With the launch of Libra as a currency, the flag that crypto advocates now wave is one of awareness: As in, more people will be aware that cryptos exist as an alternate payment method.

“Facebook is about to introduce hundreds of millions, maybe billions, of people to the concept of cryptocurrencies,” the WSJ quoted Andy Bromberg, the founder of CoinList, as saying. (CoinList is a platform for capital raising geared to token offerings.) “It’s hard to think of a better accelerant.”

There are some differences though, between bitcoin (we will use bitcoin as proxy here for most, though not all digital coins) and Libra.  There will be a Libra reserve that is collateralized by a basket of low-volatility currencies, which is intended to reduce some of the volatility that has marked the cryptocurrency space for years — and which, the Libra team says, makes it appealing to people living in developing world economies where currency fluctuations are more volatile.

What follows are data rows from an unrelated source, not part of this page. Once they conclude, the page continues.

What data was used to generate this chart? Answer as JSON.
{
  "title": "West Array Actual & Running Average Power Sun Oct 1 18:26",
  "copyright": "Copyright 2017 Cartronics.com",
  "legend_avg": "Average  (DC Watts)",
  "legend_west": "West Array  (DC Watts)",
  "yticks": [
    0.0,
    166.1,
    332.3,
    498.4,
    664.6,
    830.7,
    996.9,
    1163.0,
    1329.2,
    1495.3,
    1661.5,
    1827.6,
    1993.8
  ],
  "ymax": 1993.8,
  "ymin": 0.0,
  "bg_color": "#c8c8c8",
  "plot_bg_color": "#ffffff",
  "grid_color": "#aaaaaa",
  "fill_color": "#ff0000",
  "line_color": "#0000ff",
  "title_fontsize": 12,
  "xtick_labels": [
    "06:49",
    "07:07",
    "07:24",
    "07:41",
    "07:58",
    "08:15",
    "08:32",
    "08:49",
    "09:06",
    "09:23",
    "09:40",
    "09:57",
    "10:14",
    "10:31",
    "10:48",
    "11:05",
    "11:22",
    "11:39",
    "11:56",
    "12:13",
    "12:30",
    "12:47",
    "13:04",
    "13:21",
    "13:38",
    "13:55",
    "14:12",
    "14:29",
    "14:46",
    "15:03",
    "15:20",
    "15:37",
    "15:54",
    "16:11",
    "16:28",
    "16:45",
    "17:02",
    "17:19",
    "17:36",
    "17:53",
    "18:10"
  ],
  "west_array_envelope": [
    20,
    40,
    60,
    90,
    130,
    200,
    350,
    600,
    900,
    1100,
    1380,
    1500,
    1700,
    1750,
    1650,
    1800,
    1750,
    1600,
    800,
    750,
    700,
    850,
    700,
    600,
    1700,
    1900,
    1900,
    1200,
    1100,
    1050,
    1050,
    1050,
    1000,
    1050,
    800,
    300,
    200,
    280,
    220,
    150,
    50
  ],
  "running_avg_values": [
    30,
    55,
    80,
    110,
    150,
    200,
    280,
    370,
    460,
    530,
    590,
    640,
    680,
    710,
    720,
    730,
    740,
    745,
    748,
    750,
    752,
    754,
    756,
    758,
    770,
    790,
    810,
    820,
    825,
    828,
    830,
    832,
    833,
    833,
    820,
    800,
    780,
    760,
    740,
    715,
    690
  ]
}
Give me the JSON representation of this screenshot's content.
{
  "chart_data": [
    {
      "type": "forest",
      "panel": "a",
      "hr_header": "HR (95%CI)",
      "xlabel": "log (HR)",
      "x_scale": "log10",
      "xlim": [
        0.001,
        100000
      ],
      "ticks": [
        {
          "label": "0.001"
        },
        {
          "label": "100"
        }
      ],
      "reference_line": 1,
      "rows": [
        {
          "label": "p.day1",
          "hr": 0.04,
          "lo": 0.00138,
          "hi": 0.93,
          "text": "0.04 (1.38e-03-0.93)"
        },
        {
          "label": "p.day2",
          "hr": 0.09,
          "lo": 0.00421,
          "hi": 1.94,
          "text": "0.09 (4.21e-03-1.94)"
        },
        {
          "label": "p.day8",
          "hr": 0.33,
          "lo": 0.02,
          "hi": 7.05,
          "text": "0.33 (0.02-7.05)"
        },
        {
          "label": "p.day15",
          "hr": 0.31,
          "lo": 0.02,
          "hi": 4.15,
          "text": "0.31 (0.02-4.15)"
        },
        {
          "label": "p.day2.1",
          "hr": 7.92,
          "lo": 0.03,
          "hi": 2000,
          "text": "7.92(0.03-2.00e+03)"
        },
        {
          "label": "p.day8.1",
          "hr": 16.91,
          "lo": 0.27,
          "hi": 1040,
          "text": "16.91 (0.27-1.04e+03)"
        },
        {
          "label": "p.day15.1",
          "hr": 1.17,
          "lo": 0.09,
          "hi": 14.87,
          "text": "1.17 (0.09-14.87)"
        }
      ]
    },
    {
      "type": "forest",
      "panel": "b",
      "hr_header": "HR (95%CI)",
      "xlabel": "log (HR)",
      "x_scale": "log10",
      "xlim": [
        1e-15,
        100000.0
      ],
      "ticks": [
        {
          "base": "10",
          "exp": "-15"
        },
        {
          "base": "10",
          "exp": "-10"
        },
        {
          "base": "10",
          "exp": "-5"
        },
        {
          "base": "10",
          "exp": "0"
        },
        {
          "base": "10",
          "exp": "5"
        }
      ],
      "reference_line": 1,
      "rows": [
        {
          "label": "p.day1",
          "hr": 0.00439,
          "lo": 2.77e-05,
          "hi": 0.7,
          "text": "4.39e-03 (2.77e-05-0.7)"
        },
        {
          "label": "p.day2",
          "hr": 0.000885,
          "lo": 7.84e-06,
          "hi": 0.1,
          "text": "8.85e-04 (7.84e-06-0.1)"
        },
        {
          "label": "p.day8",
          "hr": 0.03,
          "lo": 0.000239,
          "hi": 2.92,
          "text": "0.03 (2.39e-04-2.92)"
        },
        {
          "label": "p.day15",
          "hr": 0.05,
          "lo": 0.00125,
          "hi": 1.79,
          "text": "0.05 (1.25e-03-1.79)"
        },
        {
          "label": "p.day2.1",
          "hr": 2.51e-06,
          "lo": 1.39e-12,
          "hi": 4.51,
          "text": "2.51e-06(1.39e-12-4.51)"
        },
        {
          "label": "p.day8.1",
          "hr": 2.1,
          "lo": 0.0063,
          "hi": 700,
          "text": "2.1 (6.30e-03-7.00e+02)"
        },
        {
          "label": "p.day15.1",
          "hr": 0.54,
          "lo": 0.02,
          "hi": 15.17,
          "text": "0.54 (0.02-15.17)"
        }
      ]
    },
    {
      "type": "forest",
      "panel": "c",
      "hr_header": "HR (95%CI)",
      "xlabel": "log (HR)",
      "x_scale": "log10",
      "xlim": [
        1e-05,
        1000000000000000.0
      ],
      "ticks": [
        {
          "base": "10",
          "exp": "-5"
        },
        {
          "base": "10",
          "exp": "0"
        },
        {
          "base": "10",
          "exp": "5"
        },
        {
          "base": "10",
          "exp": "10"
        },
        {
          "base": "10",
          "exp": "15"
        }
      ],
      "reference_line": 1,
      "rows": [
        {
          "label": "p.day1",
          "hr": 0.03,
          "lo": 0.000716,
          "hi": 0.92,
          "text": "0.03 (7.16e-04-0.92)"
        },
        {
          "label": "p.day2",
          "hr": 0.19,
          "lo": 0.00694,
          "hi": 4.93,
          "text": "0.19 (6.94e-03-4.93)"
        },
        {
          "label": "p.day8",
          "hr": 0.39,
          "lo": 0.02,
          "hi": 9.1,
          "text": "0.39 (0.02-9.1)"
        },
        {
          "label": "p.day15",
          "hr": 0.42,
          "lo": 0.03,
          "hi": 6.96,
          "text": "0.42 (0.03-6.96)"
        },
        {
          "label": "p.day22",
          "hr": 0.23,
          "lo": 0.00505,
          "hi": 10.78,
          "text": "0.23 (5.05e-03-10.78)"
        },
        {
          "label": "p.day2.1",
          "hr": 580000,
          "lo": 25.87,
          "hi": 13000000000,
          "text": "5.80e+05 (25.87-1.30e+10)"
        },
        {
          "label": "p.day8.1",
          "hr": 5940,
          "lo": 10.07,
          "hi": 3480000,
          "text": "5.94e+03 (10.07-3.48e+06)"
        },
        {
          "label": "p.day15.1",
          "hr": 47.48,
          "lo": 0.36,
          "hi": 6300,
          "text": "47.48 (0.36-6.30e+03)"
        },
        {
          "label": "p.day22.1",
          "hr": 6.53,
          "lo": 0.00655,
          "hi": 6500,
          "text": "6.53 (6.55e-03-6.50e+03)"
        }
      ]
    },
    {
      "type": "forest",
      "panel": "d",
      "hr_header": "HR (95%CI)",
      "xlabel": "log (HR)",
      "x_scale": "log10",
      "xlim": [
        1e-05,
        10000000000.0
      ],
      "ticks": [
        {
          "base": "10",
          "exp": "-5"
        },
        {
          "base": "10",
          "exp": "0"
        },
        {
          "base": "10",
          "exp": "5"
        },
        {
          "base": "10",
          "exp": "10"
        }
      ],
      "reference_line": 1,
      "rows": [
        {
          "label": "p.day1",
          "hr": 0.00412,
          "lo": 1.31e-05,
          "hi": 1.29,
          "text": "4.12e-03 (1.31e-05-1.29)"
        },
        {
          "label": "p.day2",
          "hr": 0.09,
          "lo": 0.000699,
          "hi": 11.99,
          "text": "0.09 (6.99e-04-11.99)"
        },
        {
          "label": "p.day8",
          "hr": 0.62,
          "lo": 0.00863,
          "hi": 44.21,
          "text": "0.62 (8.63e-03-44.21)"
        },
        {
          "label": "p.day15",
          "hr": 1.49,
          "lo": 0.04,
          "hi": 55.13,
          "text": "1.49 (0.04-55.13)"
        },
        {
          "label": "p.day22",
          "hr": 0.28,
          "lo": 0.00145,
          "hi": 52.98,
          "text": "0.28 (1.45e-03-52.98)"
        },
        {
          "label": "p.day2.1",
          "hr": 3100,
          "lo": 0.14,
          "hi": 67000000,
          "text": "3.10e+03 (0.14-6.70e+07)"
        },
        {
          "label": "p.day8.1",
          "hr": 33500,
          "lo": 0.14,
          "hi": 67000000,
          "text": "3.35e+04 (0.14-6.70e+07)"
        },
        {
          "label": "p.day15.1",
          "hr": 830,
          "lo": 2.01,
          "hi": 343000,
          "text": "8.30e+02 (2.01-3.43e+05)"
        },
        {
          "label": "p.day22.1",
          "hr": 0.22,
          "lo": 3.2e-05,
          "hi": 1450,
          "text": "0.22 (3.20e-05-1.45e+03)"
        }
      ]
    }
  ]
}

Then there is the reputational backing behind it. Facebook, to put it mildly, has some name recognition — billions of users, yet no shortage of front-burner reputational issues over data privacy that give regulators pause. Recruiting the “who’s who” in payments and FinTech to sit at the table is a well-crafted strategy to blunt the sting of any Facebook reputational backlash. But keep in mind: the only commitment made by those players is to now work through the charter and its governance principles to see if there is a “there” there.

Missing at the table are the central bankers and regulators, who have not taken kindly to currencies that require they relinquish control of their fiat money. If using the Libra network means using Libra currency, then adoption for both may be a long time coming. Then again, achieving critical mass may be easier to attain than might be seen with bitcoin’s existence across such far-flung exchanges and price volatility.

As noted in this space Tuesday by Karen Webster, the launch — which carries with it the digital wallet known as Calibra, where transactions happen across blockchain — seeks to work off a basket of low-volatility currencies such as the dollar and the Euro.  As Webster said, too, the goal may be to ignite eCommerce — a grand ambition that has yet to (and may never?) be proven.

Against this backdrop, though, for now the question is which “currency” prevails.

Some think that a rising tide for one boat — that would be Libra — is a sea change for all boats.  Then again, it might spell the death of bitcoin. Bitcoin, with its lack of “guarantee,” stability, governance structure and use cases, may now really cement its future as being the currency of choice when transacting on the Dark Web.